Voici le reportage surréaliste de Salvador Dali dans Paris et Barcelone, publié dans Paris Match en 1969…

Paris Match n°1055, 26 juillet 1969

Dali Reporter

par Guillaume Hanoteau, photos Patrice Habans

Il vous explique son surréalisme à travers Barcelone et Paris.

Dali reporter de « Paris Match » la carte de visite est curieuse et pourtant exacte. Salvador Dali a accordé à notre journal ce qu'il avait refusé aux plus riches revues américaines. Il a voulu, pendant quelques jours, guider nos lecteurs à travers un Barcelone et un Paris devenus soudain, sous ses pas de cicerone, les plus étranges, les plus insolites des villes.

Dali a joué loyalement le jeu qu'on lui proposait. Il a été vraiment un reporter collaborant avec son photographe, afin de traduire en images le Paris et le Barcelone qu'il aimait, afin de traduire aussi un parallélisme secret et quasi magique qui a de tout temps existé entre la capitale de la France et celle de la Catalogne, parallélisme d'ailleurs qui se lit sur les cartes. En effet, il existe à Barcelone un Paralelo, une vaste avenue bordée de théâtres qui à une certaine époque a été la copie presque exacte de Montmartre. Il y avait un Tabarin bis, in Moulin Rouge numéro 2, et un Cabaret du Néant seconde édition.

Certains songeront : Barcelone, soit ! C'est son pays. Mais Paris, de quel droit ? Du droit moral que confère un don à son donateur. Si notre Foire aux Puces regorge de lampes et d'opalines Modern Style, si nos boutiques affectent des langueurs Belle époque, si à l'entrée de notre boite de nuit la plus à la mode, chez Régine, se prélassent deux femmes-tulipes empruntées au Métropolitain 1900, c'est à Dali que nous le devons.

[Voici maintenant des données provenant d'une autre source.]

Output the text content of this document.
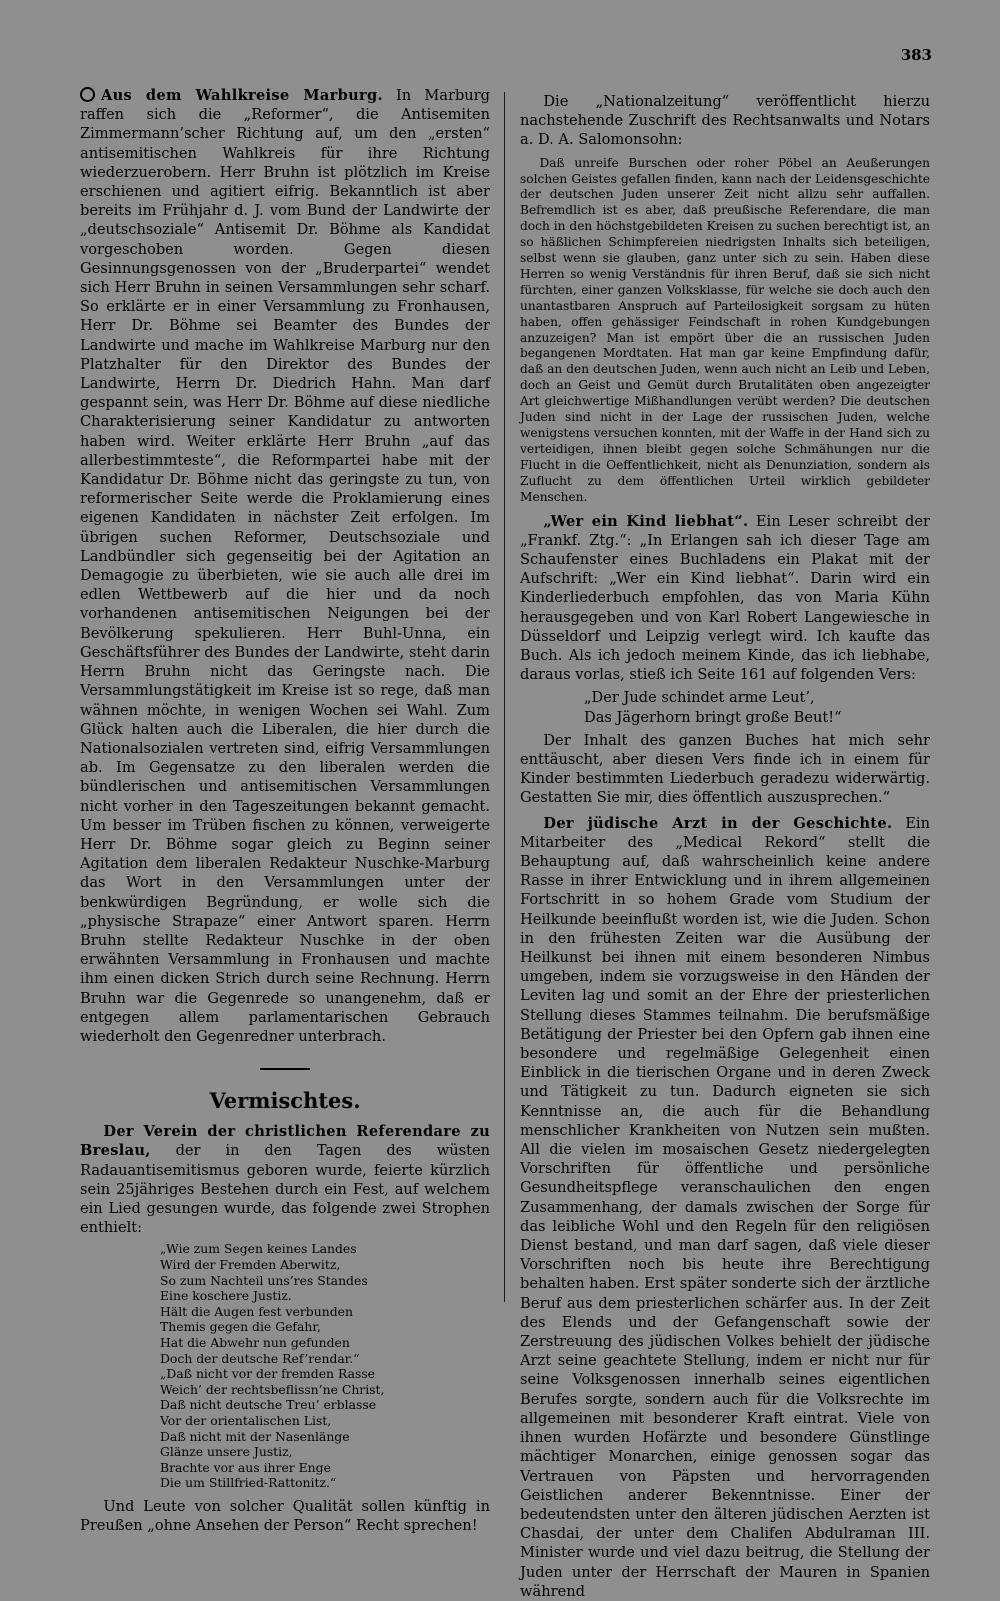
383

Aus dem Wahlkreise Marburg. In Marburg raffen sich die „Reformer“, die Antisemiten Zimmermann’scher Richtung auf, um den „ersten“ antisemitischen Wahlkreis für ihre Richtung wiederzuerobern. Herr Bruhn ist plötzlich im Kreise erschienen und agitiert eifrig. Bekanntlich ist aber bereits im Frühjahr d. J. vom Bund der Landwirte der „deutschsoziale“ Antisemit Dr. Böhme als Kandidat vorgeschoben worden. Gegen diesen Gesinnungsgenossen von der „Bruderpartei“ wendet sich Herr Bruhn in seinen Versammlungen sehr scharf. So erklärte er in einer Versammlung zu Fronhausen, Herr Dr. Böhme sei Beamter des Bundes der Landwirte und mache im Wahlkreise Marburg nur den Platzhalter für den Direktor des Bundes der Landwirte, Herrn Dr. Diedrich Hahn. Man darf gespannt sein, was Herr Dr. Böhme auf diese niedliche Charakterisierung seiner Kandidatur zu antworten haben wird. Weiter erklärte Herr Bruhn „auf das allerbestimmteste“, die Reformpartei habe mit der Kandidatur Dr. Böhme nicht das geringste zu tun, von reformerischer Seite werde die Proklamierung eines eigenen Kandidaten in nächster Zeit erfolgen. Im übrigen suchen Reformer, Deutschsoziale und Landbündler sich gegenseitig bei der Agitation an Demagogie zu überbieten, wie sie auch alle drei im edlen Wettbewerb auf die hier und da noch vorhandenen antisemitischen Neigungen bei der Bevölkerung spekulieren. Herr Buhl-Unna, ein Geschäftsführer des Bundes der Landwirte, steht darin Herrn Bruhn nicht das Geringste nach. Die Versammlungstätigkeit im Kreise ist so rege, daß man wähnen möchte, in wenigen Wochen sei Wahl. Zum Glück halten auch die Liberalen, die hier durch die Nationalsozialen vertreten sind, eifrig Versammlungen ab. Im Gegensatze zu den liberalen werden die bündlerischen und antisemitischen Versammlungen nicht vorher in den Tageszeitungen bekannt gemacht. Um besser im Trüben fischen zu können, verweigerte Herr Dr. Böhme sogar gleich zu Beginn seiner Agitation dem liberalen Redakteur Nuschke-Marburg das Wort in den Versammlungen unter der benkwürdigen Begründung, er wolle sich die „physische Strapaze“ einer Antwort sparen. Herrn Bruhn stellte Redakteur Nuschke in der oben erwähnten Versammlung in Fronhausen und machte ihm einen dicken Strich durch seine Rechnung. Herrn Bruhn war die Gegenrede so unangenehm, daß er entgegen allem parlamentarischen Gebrauch wiederholt den Gegenredner unterbrach.

Vermischtes.

Der Verein der christlichen Referendare zu Breslau, der in den Tagen des wüsten Radauantisemitismus geboren wurde, feierte kürzlich sein 25jähriges Bestehen durch ein Fest, auf welchem ein Lied gesungen wurde, das folgende zwei Strophen enthielt:

„Wie zum Segen keines Landes
Wird der Fremden Aberwitz,
So zum Nachteil uns’res Standes
Eine koschere Justiz.
Hält die Augen fest verbunden
Themis gegen die Gefahr,
Hat die Abwehr nun gefunden
Doch der deutsche Ref’rendar.“
„Daß nicht vor der fremden Rasse
Weich’ der rechtsbeflissn’ne Christ,
Daß nicht deutsche Treu’ erblasse
Vor der orientalischen List,
Daß nicht mit der Nasenlänge
Glänze unsere Justiz,
Brachte vor aus ihrer Enge
Die um Stillfried-Rattonitz.“

Und Leute von solcher Qualität sollen künftig in Preußen „ohne Ansehen der Person“ Recht sprechen!

Die „Nationalzeitung“ veröffentlicht hierzu nachstehende Zuschrift des Rechtsanwalts und Notars a. D. A. Salomonsohn:

Daß unreife Burschen oder roher Pöbel an Aeußerungen solchen Geistes gefallen finden, kann nach der Leidensgeschichte der deutschen Juden unserer Zeit nicht allzu sehr auffallen. Befremdlich ist es aber, daß preußische Referendare, die man doch in den höchstgebildeten Kreisen zu suchen berechtigt ist, an so häßlichen Schimpfereien niedrigsten Inhalts sich beteiligen, selbst wenn sie glauben, ganz unter sich zu sein. Haben diese Herren so wenig Verständnis für ihren Beruf, daß sie sich nicht fürchten, einer ganzen Volksklasse, für welche sie doch auch den unantastbaren Anspruch auf Parteilosigkeit sorgsam zu hüten haben, offen gehässiger Feindschaft in rohen Kundgebungen anzuzeigen? Man ist empört über die an russischen Juden begangenen Mordtaten. Hat man gar keine Empfindung dafür, daß an den deutschen Juden, wenn auch nicht an Leib und Leben, doch an Geist und Gemüt durch Brutalitäten oben angezeigter Art gleichwertige Mißhandlungen verübt werden? Die deutschen Juden sind nicht in der Lage der russischen Juden, welche wenigstens versuchen konnten, mit der Waffe in der Hand sich zu verteidigen, ihnen bleibt gegen solche Schmähungen nur die Flucht in die Oeffentlichkeit, nicht als Denunziation, sondern als Zuflucht zu dem öffentlichen Urteil wirklich gebildeter Menschen.

„Wer ein Kind liebhat“. Ein Leser schreibt der „Frankf. Ztg.“: „In Erlangen sah ich dieser Tage am Schaufenster eines Buchladens ein Plakat mit der Aufschrift: „Wer ein Kind liebhat“. Darin wird ein Kinderliederbuch empfohlen, das von Maria Kühn herausgegeben und von Karl Robert Langewiesche in Düsseldorf und Leipzig verlegt wird. Ich kaufte das Buch. Als ich jedoch meinem Kinde, das ich liebhabe, daraus vorlas, stieß ich Seite 161 auf folgenden Vers:

„Der Jude schindet arme Leut’,
Das Jägerhorn bringt große Beut!“

Der Inhalt des ganzen Buches hat mich sehr enttäuscht, aber diesen Vers finde ich in einem für Kinder bestimmten Liederbuch geradezu widerwärtig. Gestatten Sie mir, dies öffentlich auszusprechen.“

Der jüdische Arzt in der Geschichte. Ein Mitarbeiter des „Medical Rekord“ stellt die Behauptung auf, daß wahrscheinlich keine andere Rasse in ihrer Entwicklung und in ihrem allgemeinen Fortschritt in so hohem Grade vom Studium der Heilkunde beeinflußt worden ist, wie die Juden. Schon in den frühesten Zeiten war die Ausübung der Heilkunst bei ihnen mit einem besonderen Nimbus umgeben, indem sie vorzugsweise in den Händen der Leviten lag und somit an der Ehre der priesterlichen Stellung dieses Stammes teilnahm. Die berufsmäßige Betätigung der Priester bei den Opfern gab ihnen eine besondere und regelmäßige Gelegenheit einen Einblick in die tierischen Organe und in deren Zweck und Tätigkeit zu tun. Dadurch eigneten sie sich Kenntnisse an, die auch für die Behandlung menschlicher Krankheiten von Nutzen sein mußten. All die vielen im mosaischen Gesetz niedergelegten Vorschriften für öffentliche und persönliche Gesundheitspflege veranschaulichen den engen Zusammenhang, der damals zwischen der Sorge für das leibliche Wohl und den Regeln für den religiösen Dienst bestand, und man darf sagen, daß viele dieser Vorschriften noch bis heute ihre Berechtigung behalten haben. Erst später sonderte sich der ärztliche Beruf aus dem priesterlichen schärfer aus. In der Zeit des Elends und der Gefangenschaft sowie der Zerstreuung des jüdischen Volkes behielt der jüdische Arzt seine geachtete Stellung, indem er nicht nur für seine Volksgenossen innerhalb seines eigentlichen Berufes sorgte, sondern auch für die Volksrechte im allgemeinen mit besonderer Kraft eintrat. Viele von ihnen wurden Hofärzte und besondere Günstlinge mächtiger Monarchen, einige genossen sogar das Vertrauen von Päpsten und hervorragenden Geistlichen anderer Bekenntnisse. Einer der bedeutendsten unter den älteren jüdischen Aerzten ist Chasdai, der unter dem Chalifen Abdulraman III. Minister wurde und viel dazu beitrug, die Stellung der Juden unter der Herrschaft der Mauren in Spanien während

Lorsqu'en 1929 le jeune Dali, déjà découvert par Picasso, patronné par Miro, et ami de Buñuel, débarqua à Paris, l'Art Nègre et Le Corbusier y trônaient. Il fut le premier : les dénoncer et à leur opposer la « femme- fleur-peau peyotl-bijou-nuage-femme-flamme-papillon-miroir » d'un Modern'Style alors totalement décrié.

Un Modern'Style qui, dans le Barcelone de son enfance, s'appelait le Modernisme et avait pour maître Antonio Gaudi, le bâtisseur de la Sagrada Familia. Dali a baptisé ce génie : « l'architecte hallucinogène » parce qu'à l'encontre de Le Corbusier et de ses mornes H.L.M. de luxe qui assèchent les esprits et momifient les âmes, Gaudi entrouvre pour tous ceux qui contemplent ses protubérances délirantes, les écluses des rêves.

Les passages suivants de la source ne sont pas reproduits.